Aujourd'hui, focus sur une maison d'édition dont les publications m'enchantent, m'émeuvent, m'émerveillent, m'amusent - aucune mention inutile. La Pastèque a fêté l'an dernier ses 15 ans. Elle a reçu en mars dernier le BOP, Bologna Prize du meilleur éditeur jeunesse d'Amérique du Nord.

la pastèque

Dans cette livraison, ce ne sont pas moins de trois albums que je vous propose de glisser dans la valise de vos vacances.

la pastèque

J'aime particulièrement les gros livres cartonnés. C'est le pavé du tout petit, la mimine encombrée par une histoire longue, regorgeant d'images à explorer. C'est lourd, ça en impose, ça tient droit, ça résiste au vent, j'adore. Pas moins de dix-huit doubles pages, tout le temps pour poser tranquillement une fable futée. La rencontre entre du chat et de la chouette autour d'un panier de poissons apparemment inaccessible pour l'un et pour l'autre... La finesse et la ruse qui permettront à l'un des deux de s'emparer de cette pêche miraculeuse... Mais quel bonheur de lecture !  Le texte de Nadine Robert, auteur de l'irrésistible Joseph Fipps, est désarmant de clarté, de simplicité, et rend cette histoire accessible aux plus jeunes.

J'avoue avoir aussi un faible pour le travail de Christopher Duquet, l'art de feutrer la laine à l'aiguille - qu'il m'arrive de pratiquer parfois, avec infiniment moins de talent, l'art d'insuffler la vie à travers un sourcil relevé, une oreille en berne. Les décors minutieux de Brigitte Henry mettent une touche finale de fraicheur, de naïveté à cet album décidémment épatant.

 

la pastèque
la pastèque

La spécialité de M. Flux, c'est le changement, la transformation, la nouveauté. Tout le contraire de Martin qui voit d'un très mauvais oeil ce monsieur bouleverser sa vie et celle de son quartier. Martin est-il capable d'accepter de voir un peu de fantaisie débarquer dans sa très prévisible existence ? Les choses immuables n'ont-elles pas parfois des avantages ? Inspiré d'un mouvement artistique né au début des années soixante, le fluxus, cet album joue du paradoxe d'une jeunesse conformiste bousculée par un homme en costume strict, arborant monocle et col dur. Les illustrations de Matte Stephens penchent vers un vintage assumé, singulier qui rendent ce livre unique. Le texte de Kyo Maclear, auteur de Virginia Woolf, met en avant les détournements du quotidiens qui peuvent conduire vers de grands changements, avec bienveillance et fantaisie.

la pastèque

Tabarnak ! Quand on est français, cette exclamation est un genre de cliché qui trahit immédiatement le québécois. Mais nous sommes souvent dans la même situation que le jeune héros de Jacques Goldstyn.

la pastèque

C'est une enquête rigoureuse que vont mener les enfants, à la recherche de la signification de ce mot mystérieux, ce sacre, ce blasphème, témoin des maladresses et des emportements du père. Les suppositions ne manquent pas : bête préhistorique, maladie redoutable, dictateur cruel, tout y passe. Comment imaginer que le curé détient la réponse...

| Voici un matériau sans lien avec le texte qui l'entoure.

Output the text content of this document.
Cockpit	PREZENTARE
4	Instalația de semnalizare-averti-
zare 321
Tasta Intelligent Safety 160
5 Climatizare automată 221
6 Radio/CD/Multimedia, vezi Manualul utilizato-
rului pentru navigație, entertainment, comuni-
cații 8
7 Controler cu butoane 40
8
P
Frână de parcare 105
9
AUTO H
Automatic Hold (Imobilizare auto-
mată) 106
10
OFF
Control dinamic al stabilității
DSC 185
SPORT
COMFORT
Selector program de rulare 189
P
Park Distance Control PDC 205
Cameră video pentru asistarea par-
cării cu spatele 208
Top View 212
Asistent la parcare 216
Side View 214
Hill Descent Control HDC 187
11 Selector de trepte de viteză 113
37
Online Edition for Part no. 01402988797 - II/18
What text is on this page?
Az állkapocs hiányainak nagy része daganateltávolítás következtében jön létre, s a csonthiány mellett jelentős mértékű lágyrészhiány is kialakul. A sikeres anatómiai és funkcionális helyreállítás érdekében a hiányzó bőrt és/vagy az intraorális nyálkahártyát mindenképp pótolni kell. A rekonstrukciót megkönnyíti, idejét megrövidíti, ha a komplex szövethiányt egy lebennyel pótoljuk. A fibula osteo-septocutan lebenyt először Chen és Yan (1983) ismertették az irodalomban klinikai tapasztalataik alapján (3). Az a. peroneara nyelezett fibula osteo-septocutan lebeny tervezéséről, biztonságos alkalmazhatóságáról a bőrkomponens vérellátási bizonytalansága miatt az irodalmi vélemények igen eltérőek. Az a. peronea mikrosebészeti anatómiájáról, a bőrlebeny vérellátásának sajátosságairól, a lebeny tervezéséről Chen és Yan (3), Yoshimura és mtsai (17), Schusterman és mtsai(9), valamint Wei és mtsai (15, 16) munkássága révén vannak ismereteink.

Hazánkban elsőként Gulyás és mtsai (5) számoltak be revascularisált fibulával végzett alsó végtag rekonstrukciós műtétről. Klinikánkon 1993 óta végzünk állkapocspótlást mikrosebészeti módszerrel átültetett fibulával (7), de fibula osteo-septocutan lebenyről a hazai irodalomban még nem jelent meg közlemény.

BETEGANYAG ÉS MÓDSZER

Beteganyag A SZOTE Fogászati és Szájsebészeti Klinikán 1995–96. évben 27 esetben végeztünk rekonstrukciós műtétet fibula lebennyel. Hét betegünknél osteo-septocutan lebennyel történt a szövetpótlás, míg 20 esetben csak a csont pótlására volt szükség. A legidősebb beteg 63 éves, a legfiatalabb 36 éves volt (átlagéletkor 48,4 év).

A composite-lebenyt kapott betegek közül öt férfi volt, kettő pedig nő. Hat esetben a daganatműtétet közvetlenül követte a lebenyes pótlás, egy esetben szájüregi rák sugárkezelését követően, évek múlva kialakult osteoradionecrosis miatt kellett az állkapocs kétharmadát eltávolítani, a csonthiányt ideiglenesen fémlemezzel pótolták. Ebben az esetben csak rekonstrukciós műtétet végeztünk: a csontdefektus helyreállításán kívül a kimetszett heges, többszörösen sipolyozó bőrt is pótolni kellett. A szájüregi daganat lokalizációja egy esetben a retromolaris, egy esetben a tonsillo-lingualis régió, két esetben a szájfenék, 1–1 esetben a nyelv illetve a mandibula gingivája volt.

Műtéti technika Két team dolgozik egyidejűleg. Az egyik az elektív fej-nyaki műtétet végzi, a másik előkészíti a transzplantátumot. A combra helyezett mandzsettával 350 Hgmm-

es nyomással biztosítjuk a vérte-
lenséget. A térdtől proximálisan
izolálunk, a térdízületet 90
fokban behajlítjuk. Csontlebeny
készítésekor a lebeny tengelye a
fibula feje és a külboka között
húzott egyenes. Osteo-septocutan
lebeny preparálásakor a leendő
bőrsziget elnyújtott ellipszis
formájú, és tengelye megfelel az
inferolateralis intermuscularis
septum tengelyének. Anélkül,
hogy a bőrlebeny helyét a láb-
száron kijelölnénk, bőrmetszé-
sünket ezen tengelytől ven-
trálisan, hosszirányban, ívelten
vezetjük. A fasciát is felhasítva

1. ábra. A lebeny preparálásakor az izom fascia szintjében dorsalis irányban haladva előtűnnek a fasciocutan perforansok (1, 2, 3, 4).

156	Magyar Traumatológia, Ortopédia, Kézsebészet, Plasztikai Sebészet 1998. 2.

Les scènes dans l'église sont particulièrement savoureuses. Poussiéreuse, inquiétante malgré la bonhommie du prêtre, elle recelle une galerie réjouissante et horrifique de saints de tout poil, hérissés de flèches, la tête sous le bras.

Les personnages de Jacques Goldstyn - cousins du Petit Nicolas de Goscinny et Sempé - sont à la fois malicieux, attendrissants, infiniment drôles. Il faut scruter chaque détail, chaque mouvement pour se délecter de cette histoire linguistiquement québécoise certes, mais finalement joyeusement universelle.

la pastèque

Le Poisson frais

Nadine Robert, Brigitte Henry & Christopher Duquet

La Pastèque, janvier 2014

M. Flux

Kyo Maclear & Matte Stephens

La Pastèque, décembre 2013

Le petit Tabarnak

Jacques Goldstyn

La Pastèque, octobre 2013

Visitez le site de la Pastèque, suivez sa page Facebook.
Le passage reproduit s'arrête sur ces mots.